The House of Representatives will vote next week on HR Policy-supported legislation that would impose a more rigorous SEC registration and oversight process for proxy advisory firms.  As described in a Center On Executive Compensation policy brief, the bipartisan Corporate Governance Reform and Transparency Act (H.R. 4015) would require proxy advisory firms to:
  • File a detailed registration application with the SEC, confirming that they have sufficient resources to fulfill their fiduciary duties in analyzing proxies;
  • Disclose "potential or actual conflicts of interest" relating to the ownership structure of the proxy advisory firm, including whether the proxy advisor provides ancillary services, such as consulting, to corporate issuers, and if so the revenue derived from those services as well as how those conflicts will be addressed; and
  • Have sufficient resources to ensure proxy voting recommendations are based on accurate and current information.

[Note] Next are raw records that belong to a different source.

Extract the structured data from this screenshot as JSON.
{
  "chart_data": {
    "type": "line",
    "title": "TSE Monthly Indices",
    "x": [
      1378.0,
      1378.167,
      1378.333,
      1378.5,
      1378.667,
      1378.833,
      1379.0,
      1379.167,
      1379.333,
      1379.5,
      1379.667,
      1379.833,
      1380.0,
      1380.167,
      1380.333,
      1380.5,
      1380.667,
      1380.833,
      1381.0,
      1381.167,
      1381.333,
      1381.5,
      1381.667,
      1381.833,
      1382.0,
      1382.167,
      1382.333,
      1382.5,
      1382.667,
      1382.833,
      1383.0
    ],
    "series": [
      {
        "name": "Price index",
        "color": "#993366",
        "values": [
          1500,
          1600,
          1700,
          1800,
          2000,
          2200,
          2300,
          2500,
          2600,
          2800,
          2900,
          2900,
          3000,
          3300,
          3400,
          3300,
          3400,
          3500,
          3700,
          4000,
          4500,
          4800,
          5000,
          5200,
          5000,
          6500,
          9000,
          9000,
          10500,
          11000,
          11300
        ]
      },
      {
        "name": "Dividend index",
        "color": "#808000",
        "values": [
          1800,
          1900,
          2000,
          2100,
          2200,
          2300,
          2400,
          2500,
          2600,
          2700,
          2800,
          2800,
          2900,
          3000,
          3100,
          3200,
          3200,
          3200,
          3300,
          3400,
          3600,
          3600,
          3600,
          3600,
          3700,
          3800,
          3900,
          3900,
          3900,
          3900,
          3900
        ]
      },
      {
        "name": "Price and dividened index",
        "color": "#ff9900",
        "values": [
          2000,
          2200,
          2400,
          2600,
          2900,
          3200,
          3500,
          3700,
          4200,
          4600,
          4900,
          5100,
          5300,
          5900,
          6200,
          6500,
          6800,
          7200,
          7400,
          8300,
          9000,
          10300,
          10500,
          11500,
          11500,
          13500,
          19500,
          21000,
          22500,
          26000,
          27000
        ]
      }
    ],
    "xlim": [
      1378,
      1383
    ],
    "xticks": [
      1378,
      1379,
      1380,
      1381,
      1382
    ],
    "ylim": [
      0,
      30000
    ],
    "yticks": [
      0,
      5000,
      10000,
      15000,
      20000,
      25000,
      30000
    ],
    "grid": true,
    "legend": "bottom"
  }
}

The bill would also repeal the two staff "No Action" letters that currently set the regulatory framework for proxy advisory firms and effectively encourage institutional investors to use such firms to discharge their fiduciary duty to vote proxies.  The House Financial Services Committee approved the bill on November 15 on a 40-20 vote with the following Democrats voting in support of the bill: Representatives Gregory Meeks (D-NY), Jim Himes (D-CT), Bill Foster (D-IL), John Delaney (D-MD), Kyrsten Sinema (D-AZ), and Josh Gottheimer (D-NJ).  The bill was previously included in the comprehensive Financial Choice Act 2.0, the Dodd-Frank reform measure which passed the House earlier this year, but has not had any action taken in the Senate.